Richard Crasnick rode in three championship parades with the Los Angeles Lakers, wrote speeches for a basketball legend named Magic and toured Europe with Olympic gold medalists. But the biggest sporting event of his life is playing out in a drab warehouse in Carson, using a thin triangle of leather less than half the size of a credit card.
Crasnick is president of FIKI Sports, which stands for "Flick It and Kick It," a two-person business that includes his lifetime pal, Craig Matthews. They are betting on a sport that couldn't be more low tech in an era of sophisticated game consoles that contain more technology than a supercomputer did 10 years ago.

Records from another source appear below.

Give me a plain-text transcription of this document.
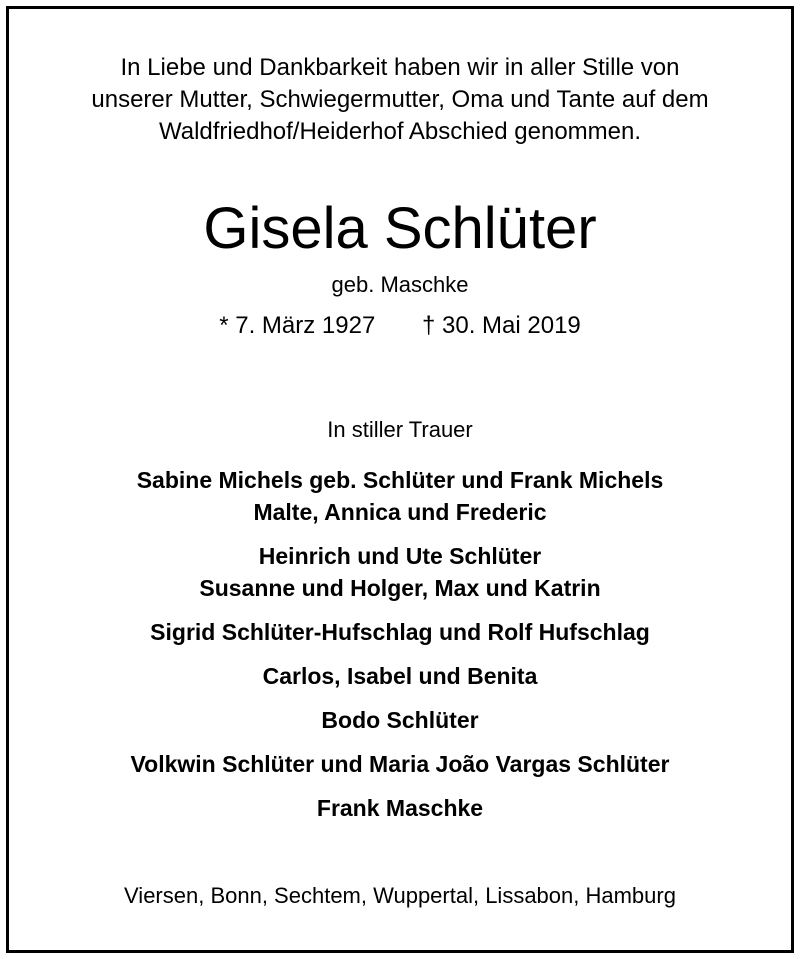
In Liebe und Dankbarkeit haben wir in aller Stille von
unserer Mutter, Schwiegermutter, Oma und Tante auf dem
Waldfriedhof/Heiderhof Abschied genommen.
Gisela Schlüter
geb. Maschke
* 7. März 1927 † 30. Mai 2019
In stiller Trauer
Sabine Michels geb. Schlüter und Frank Michels
Malte, Annica und Frederic
Heinrich und Ute Schlüter
Susanne und Holger, Max und Katrin
Sigrid Schlüter-Hufschlag und Rolf Hufschlag
Carlos, Isabel und Benita
Bodo Schlüter
Volkwin Schlüter und Maria João Vargas Schlüter
Frank Maschke
Viersen, Bonn, Sechtem, Wuppertal, Lissabon, Hamburg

Paper football is played by two people sitting across a table or desk. The "ball" usually is a sheet of notebook paper folded into a flat triangle. Touchdowns are scored by flicking the triangle until it hangs over the edge of the table without falling off. Points also are awarded for "kicking" the ball with your finger through your opponent's goal posts -- formed by his or her index fingers and thumbs.
Crasnick's version, projected to bring in $1.5 million in revenue this year, is the result of a shared daydream with his brother, Michael, 16 years ago. They took a paper football, wrote the then-Los Angeles Raiders team logo on it and slipped it into a small plastic bag to mimic packaging.

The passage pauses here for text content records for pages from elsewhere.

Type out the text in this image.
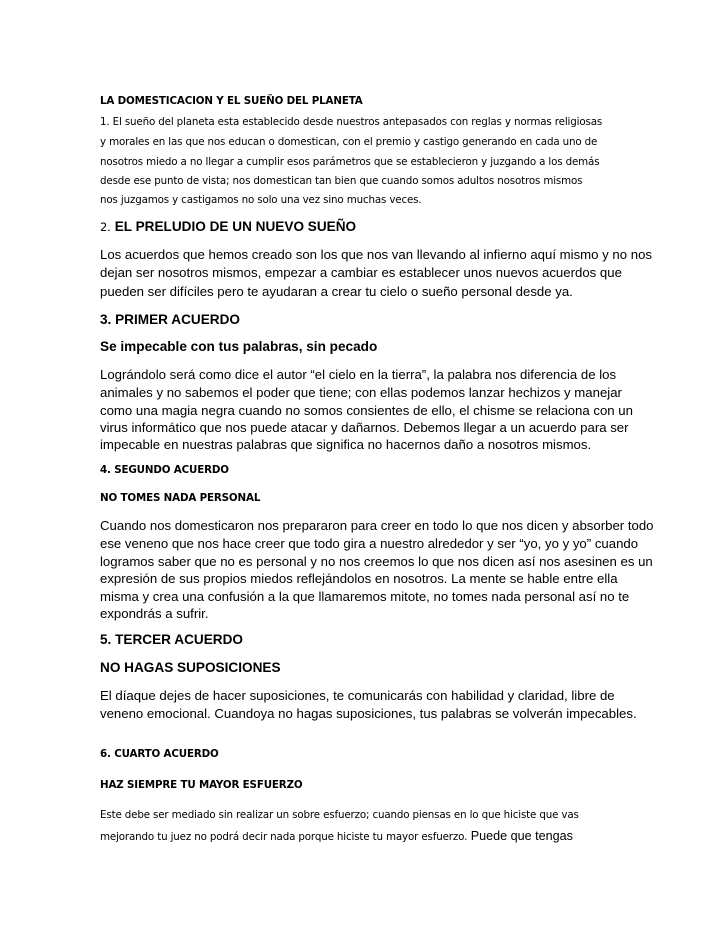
LA DOMESTICACION Y EL SUEÑO DEL PLANETA
1. El sueño del planeta esta establecido desde nuestros antepasados con reglas y normas religiosas
y morales en las que nos educan o domestican, con el premio y castigo generando en cada uno de
nosotros miedo a no llegar a cumplir esos parámetros que se establecieron y juzgando a los demás
desde ese punto de vista; nos domestican tan bien que cuando somos adultos nosotros mismos
nos juzgamos y castigamos no solo una vez sino muchas veces.
2. EL PRELUDIO DE UN NUEVO SUEÑO
Los acuerdos que hemos creado son los que nos van llevando al infierno aquí mismo y no nos
dejan ser nosotros mismos, empezar a cambiar es establecer unos nuevos acuerdos que
pueden ser difíciles pero te ayudaran a crear tu cielo o sueño personal desde ya.
3. PRIMER ACUERDO
Se impecable con tus palabras, sin pecado
Lográndolo será como dice el autor “el cielo en la tierra”, la palabra nos diferencia de los
animales y no sabemos el poder que tiene; con ellas podemos lanzar hechizos y manejar
como una magia negra cuando no somos consientes de ello, el chisme se relaciona con un
virus informático que nos puede atacar y dañarnos. Debemos llegar a un acuerdo para ser
impecable en nuestras palabras que significa no hacernos daño a nosotros mismos.
4. SEGUNDO ACUERDO
NO TOMES NADA PERSONAL
Cuando nos domesticaron nos prepararon para creer en todo lo que nos dicen y absorber todo
ese veneno que nos hace creer que todo gira a nuestro alrededor y ser “yo, yo y yo” cuando
logramos saber que no es personal y no nos creemos lo que nos dicen así nos asesinen es un
expresión de sus propios miedos reflejándolos en nosotros. La mente se hable entre ella
misma y crea una confusión a la que llamaremos mitote, no tomes nada personal así no te
expondrás a sufrir.
5. TERCER ACUERDO
NO HAGAS SUPOSICIONES
El díaque dejes de hacer suposiciones, te comunicarás con habilidad y claridad, libre de
veneno emocional. Cuandoya no hagas suposiciones, tus palabras se volverán impecables.
6. CUARTO ACUERDO
HAZ SIEMPRE TU MAYOR ESFUERZO
Este debe ser mediado sin realizar un sobre esfuerzo; cuando piensas en lo que hiciste que vas
mejorando tu juez no podrá decir nada porque hiciste tu mayor esfuerzo. Puede que tengas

"We had both played it growing up in Beverlywood and we thought 'What a great idea,' but we decided that the ball had to be leather, like a real football. Then we tossed it in a drawer," Crasnick said.
Almost nothing about Crasnick's background prepared him for what was to come, and the 47-year-old entrepreneur admitted that he knew little about running a business. But Crasnick said he kept running into people who did know things, such as how to find the right factory in China to manufacture his product, develop a national sales team and break the ice with the National Football League.
Crasnick, who majored in journalism at Cal State Northridge, worked for the Lakers from 1981 to 1989, eventually becoming the team's director of promotions. He later became a sports agent with Olympic athletes as clients and helped promote celebrity basketball games on MTV, among other things.
In 2000, "more out of desperation, not inspiration," Crasnick said, he pulled the plastic bag out of the desk drawer and called Matthews, who owned a gym for children in Torrance.
"I didn't want to work for anyone else . . . but never in my wildest dreams did I think the paper football idea would get this far," Crasnick said.
It took months, sifting through samples from China, to find the right leather. Crasnick said he managed to stay afloat with financial help from family and friends as he searched.
Crasnick had a prototype made and launched a patent search, certain that no one else had come up with the idea. He was wrong.
"A retired schoolteacher had already made one, licensed to a company called Klutz. I was mortified. Someone had already done it," Crasnick said.
Klutz turned out to be three Stanford graduates from Palo Alto, purveyors of "how-to" activity books, including one on tabletop football that came with a crudely stitched leather triangle. Klutz liked Crasnick's stand-alone game with a plastic goal post, and, after negotiations, he came away with an agreement that promised Klutz a share of the profit.
Crasnick had no idea how to find a factory in China to mass-produce his footballs, but he got lucky. A friend on a business flight had a seat next to a chatty agent from Hong Kong whose business was directing the right product to the right factory.
By 2001, Krasnick had 100,000 leather triangles but no warehouse. He moved most of the furniture out of his Santa Monica apartment and shipped directly from there. He attended gift trade shows, feeling out of place among the picture-frame and plush-toy crowd. Then good fortune surfaced again.
A man struck up a conversation at Crasnick's booth at the California Gift Show and asked him how he managed his East Coast sales. Crasnick said he was doing it himself, and the man winced.
" 'You'll never get anywhere this way,' he told me," Crasnick said. The man referred him to a consultant to the gift industry who helped Crasnick obtain independent sale representatives in various states.
His footballs were moving at game stores and gift shops, but it took three years to sell the first 100,000 units.
The big break came early in 2002, when Crasnick and Matthews visited Collegiate Licensing Co. in Atlanta, which handles brand management and trademark enforcement for 300 colleges and universities.
From that visit, and trips to Ohio State University and other schools, FIKI Sports obtained the right to have official team logos on its footballs. The entrepreneurs chose several perennial football powerhouses, including Ohio State, Michigan, Texas, Oklahoma and UCLA.
The leather triangles were an immediate hit, Crasnick said.